I would take the perspective of the gamblers in this situation. Are there any rules protecting them and their wagers?
Going through the ToS of so many gambling sites, they put in lots of leeway and wiggle room which allows them to legally protect themselves should a flaw in their system be exploited. So when such flaws are brought to light, mostly when a big win happens, they reserve the right to refuse to pay the player.
We should also consider that many players may have unintentionally played games that would have been otherwise rejected were they to have hit a huge winning due to there being a flaw, but as they didn't, there was no issue and their stakes were lost, so they were always going to lose either way.

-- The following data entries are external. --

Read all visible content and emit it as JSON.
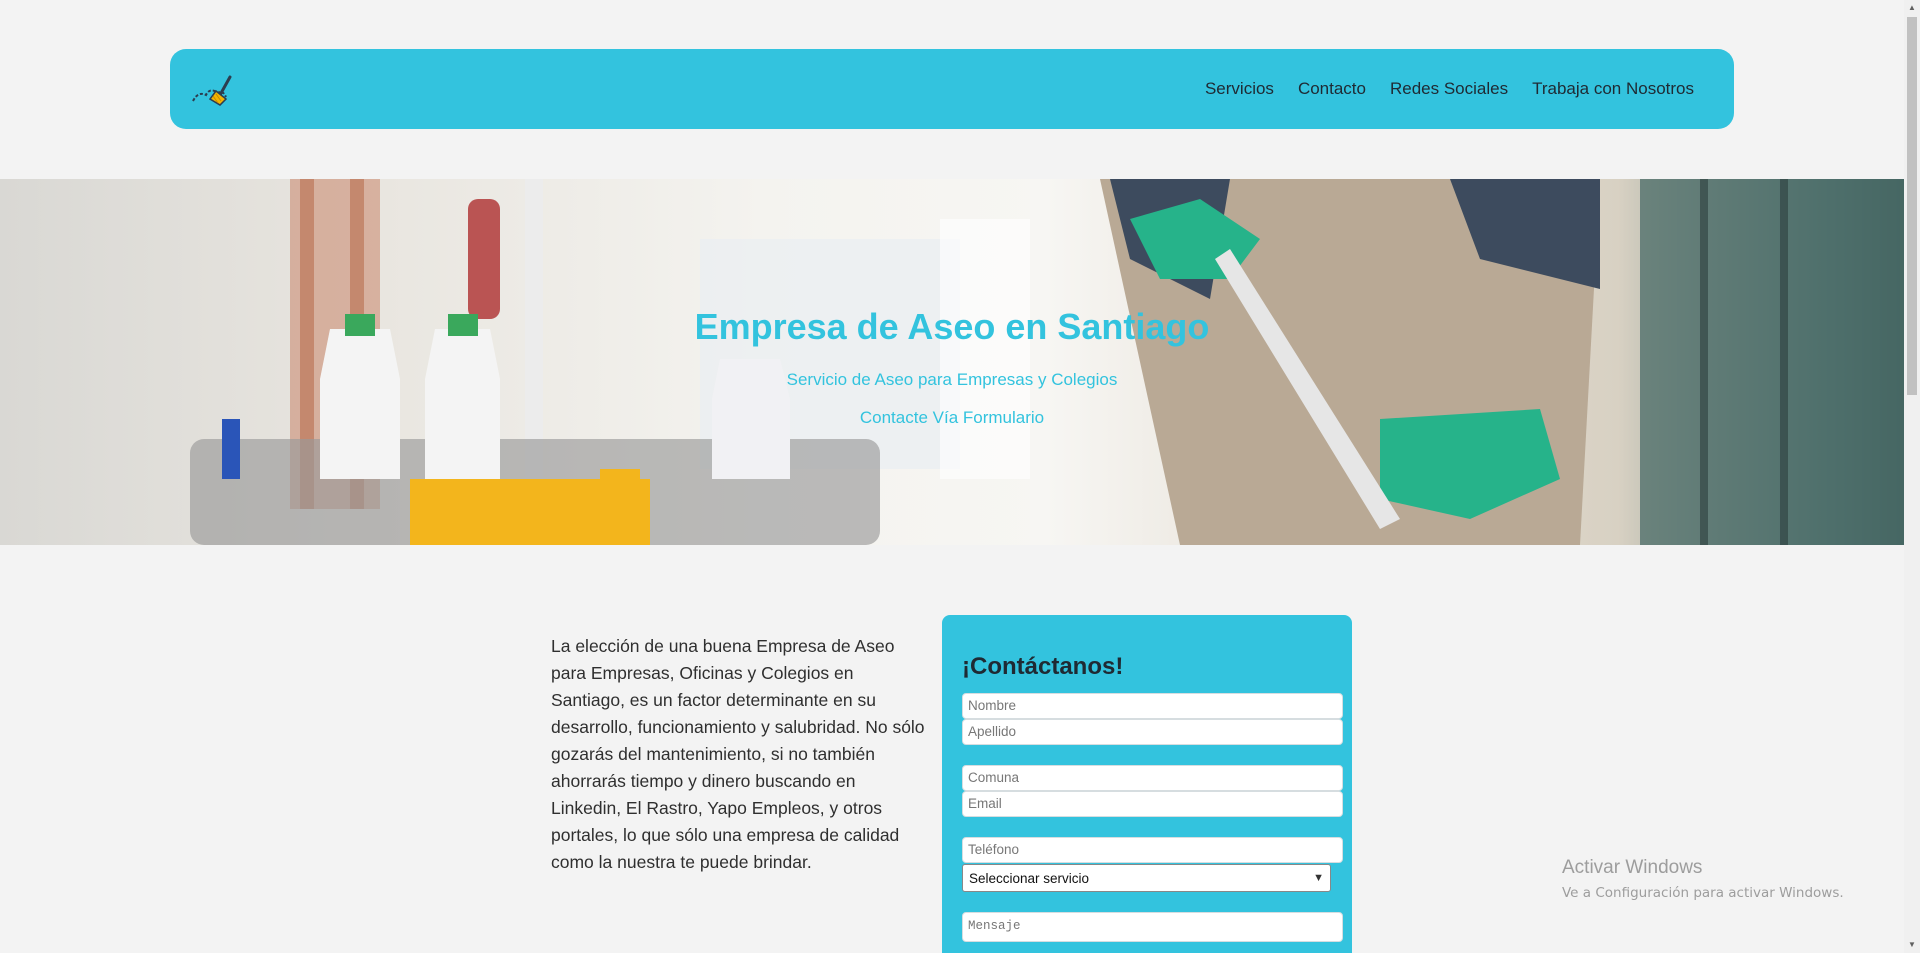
{
  "navbar": {
    "links": [
      "Servicios",
      "Contacto",
      "Redes Sociales",
      "Trabaja con Nosotros"
    ]
  },
  "hero": {
    "title": "Empresa de Aseo en Santiago",
    "subtitle": "Servicio de Aseo para Empresas y Colegios",
    "cta": "Contacte Vía Formulario"
  },
  "intro": {
    "text": "La elección de una buena Empresa de Aseo para Empresas, Oficinas y Colegios en Santiago, es un factor determinante en su desarrollo, funcionamiento y salubridad. No sólo gozarás del mantenimiento, si no también ahorrarás tiempo y dinero buscando en Linkedin, El Rastro, Yapo Empleos, y otros portales, lo que sólo una empresa de calidad como la nuestra te puede brindar."
  },
  "form": {
    "title": "¡Contáctanos!",
    "nombre_placeholder": "Nombre",
    "apellido_placeholder": "Apellido",
    "comuna_placeholder": "Comuna",
    "email_placeholder": "Email",
    "telefono_placeholder": "Teléfono",
    "servicio_selected": "Seleccionar servicio",
    "mensaje_placeholder": "Mensaje"
  },
  "watermark": {
    "title": "Activar Windows",
    "subtitle": "Ve a Configuración para activar Windows."
  },
  "colors": {
    "accent": "#33c3de",
    "background": "#f3f3f3",
    "text": "#2f2f2f"
  },
  "icons": {
    "logo": "broom-icon"
  }
}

Taking advantage of a obvious system error is no doubt unethical, but does it qualify as scamming, I don't think so, as intention cannot be judged easily.
• If I visited an ATM and it dispensed more cash that I requested and I kept the money without counting it, that should not be a scam as I wasn't aware and not in the habit of counting cash I receive from a machine.
• If I indeed counted it and still kept the money (thinking; my lucky day), this is open to discussion, but possibly an exploit.
• But if I counted it, kept the money and attempted several other times to cheat the machine, this should be outrightly fraudulent as I'm taking advantage of an obvious glitch repeatedly with intent to cheat. A scam.
Intent is important both on the part of the platform and the gambler.
• If the same machine were to be underpaying people who use it and the providers were aware but left it as most were not aware, up until a scammer comes along and exploits that flaw to their advantage, and at this point they whip out their user agreements. Have they been running a scam?